This is what passes for editorial judgment at USA Today, the self-described “nation’s newspaper:” A splashy front page Valentine’s Day story amorally informing readers that web sites catering to “‘discreet’ encounters” are thriving.
A “‘discreet’ encounter,” for those of us of who prefer straight talk to euphemism, is an extramarital affair. For much of the past 3,500 years, since Moses descended Mount Sinai with the Ten Commandments, it has generally been considered forbidden fruit.
Not so much anymore, according to USA Today, which shamelessly featured the founder and CEO of Ashley Madison, a Toronto-based web site that unabashedly aids and abets adulterous liaisons.

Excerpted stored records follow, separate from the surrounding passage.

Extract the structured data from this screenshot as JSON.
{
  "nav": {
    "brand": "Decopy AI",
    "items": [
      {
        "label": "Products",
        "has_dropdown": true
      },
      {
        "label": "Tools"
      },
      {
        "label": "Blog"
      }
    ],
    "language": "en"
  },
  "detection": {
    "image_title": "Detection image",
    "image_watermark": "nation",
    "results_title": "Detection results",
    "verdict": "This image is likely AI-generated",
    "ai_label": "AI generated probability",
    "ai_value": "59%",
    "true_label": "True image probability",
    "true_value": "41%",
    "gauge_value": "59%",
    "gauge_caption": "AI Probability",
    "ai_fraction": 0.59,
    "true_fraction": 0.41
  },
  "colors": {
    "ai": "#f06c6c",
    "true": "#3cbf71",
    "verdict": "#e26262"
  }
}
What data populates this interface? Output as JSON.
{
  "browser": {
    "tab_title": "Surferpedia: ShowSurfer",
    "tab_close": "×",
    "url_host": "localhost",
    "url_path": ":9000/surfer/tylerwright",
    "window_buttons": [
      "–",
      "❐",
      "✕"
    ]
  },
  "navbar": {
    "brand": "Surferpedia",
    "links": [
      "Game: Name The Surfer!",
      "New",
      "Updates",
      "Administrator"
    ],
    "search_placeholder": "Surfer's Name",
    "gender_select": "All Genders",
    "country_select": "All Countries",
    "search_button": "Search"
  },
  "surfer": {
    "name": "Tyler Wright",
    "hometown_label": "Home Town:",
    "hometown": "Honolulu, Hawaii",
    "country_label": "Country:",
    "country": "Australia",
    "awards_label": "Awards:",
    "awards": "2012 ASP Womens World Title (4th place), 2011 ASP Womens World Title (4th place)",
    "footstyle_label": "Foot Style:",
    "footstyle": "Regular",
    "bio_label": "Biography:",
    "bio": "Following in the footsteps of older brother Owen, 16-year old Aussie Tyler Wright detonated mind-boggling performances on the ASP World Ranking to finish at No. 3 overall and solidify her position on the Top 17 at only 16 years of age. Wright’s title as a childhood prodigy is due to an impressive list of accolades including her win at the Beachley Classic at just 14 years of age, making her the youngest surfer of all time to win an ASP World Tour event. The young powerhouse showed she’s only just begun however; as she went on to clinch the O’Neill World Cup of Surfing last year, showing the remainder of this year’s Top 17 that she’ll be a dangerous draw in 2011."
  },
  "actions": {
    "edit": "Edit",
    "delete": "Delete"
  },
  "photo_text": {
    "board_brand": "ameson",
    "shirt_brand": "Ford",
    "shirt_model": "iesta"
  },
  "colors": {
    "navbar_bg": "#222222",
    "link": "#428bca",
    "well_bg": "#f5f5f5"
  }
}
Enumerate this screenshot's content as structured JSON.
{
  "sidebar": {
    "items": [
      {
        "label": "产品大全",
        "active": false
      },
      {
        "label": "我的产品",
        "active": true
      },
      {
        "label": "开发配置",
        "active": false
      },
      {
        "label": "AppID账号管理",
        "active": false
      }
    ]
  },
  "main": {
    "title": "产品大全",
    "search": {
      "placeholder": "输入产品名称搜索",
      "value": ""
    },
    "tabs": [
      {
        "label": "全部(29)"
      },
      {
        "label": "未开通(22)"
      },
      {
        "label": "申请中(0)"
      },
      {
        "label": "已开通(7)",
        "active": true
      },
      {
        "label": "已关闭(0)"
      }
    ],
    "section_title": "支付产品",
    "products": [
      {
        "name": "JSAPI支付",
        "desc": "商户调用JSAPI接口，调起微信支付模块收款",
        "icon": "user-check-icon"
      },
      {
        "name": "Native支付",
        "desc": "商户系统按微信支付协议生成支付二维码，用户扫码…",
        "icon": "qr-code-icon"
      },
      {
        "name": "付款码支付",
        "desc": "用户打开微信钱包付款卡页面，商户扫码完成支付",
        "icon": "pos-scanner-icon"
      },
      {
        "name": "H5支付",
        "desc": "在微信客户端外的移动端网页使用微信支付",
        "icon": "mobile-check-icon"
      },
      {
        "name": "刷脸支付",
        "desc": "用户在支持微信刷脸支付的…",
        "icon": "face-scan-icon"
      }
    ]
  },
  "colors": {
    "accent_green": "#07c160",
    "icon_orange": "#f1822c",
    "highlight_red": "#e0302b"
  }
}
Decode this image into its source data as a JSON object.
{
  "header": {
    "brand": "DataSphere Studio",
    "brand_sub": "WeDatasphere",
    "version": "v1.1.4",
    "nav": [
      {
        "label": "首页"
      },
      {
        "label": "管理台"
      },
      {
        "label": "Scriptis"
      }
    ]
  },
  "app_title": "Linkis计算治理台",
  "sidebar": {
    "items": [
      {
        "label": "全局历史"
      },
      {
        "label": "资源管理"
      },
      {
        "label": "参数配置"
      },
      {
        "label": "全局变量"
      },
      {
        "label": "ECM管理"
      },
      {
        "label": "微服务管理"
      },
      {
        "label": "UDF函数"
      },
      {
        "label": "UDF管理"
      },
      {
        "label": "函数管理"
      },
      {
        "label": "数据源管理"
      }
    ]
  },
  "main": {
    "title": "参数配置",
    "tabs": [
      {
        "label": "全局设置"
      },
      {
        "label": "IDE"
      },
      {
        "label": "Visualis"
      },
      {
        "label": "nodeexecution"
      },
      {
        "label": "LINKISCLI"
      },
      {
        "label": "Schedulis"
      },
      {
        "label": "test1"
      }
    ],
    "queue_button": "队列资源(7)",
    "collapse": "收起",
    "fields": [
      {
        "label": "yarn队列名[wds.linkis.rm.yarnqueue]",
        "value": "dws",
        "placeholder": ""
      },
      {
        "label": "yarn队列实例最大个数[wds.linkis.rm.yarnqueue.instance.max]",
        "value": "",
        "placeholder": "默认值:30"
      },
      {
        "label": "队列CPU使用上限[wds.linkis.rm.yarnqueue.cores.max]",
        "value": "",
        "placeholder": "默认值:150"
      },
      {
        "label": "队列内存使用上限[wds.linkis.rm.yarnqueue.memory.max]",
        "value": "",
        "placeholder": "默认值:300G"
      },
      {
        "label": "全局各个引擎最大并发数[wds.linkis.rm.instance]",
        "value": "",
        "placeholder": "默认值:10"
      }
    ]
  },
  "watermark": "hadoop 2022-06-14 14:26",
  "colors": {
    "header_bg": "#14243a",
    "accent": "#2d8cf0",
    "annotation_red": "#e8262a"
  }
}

“The day after Valentine’s Day is one of our biggest days of the year,” boasted Noel Biderman, who launched his site 10 years ago, under the slogan: “Life is short. Have an affair.”
Biderman explained that, on Valentine’s Day, “People are disappointed by their spouses’ lack of effort and they feel especially undervalued when there is a societal expectation of romance.”
So Ashley Madison steps in and assists the disappointed, undervalued spouse in hooking up with some stranger; in violating his or her sacred marriage vow.
What particularly galls is that Biderman insisted that he actually is saving, rather than destroying, marriages. He maintained that an adulterous affair actually is a “marriage preservation device” and suggested that his web site performs some sort of public service by facilitating adulterous affairs.
In the time of Moses, Biderman would have been stoned – and deservedly so.
Alas, in our social nihilistic times, that wily serpent rates a front page story in USA Today.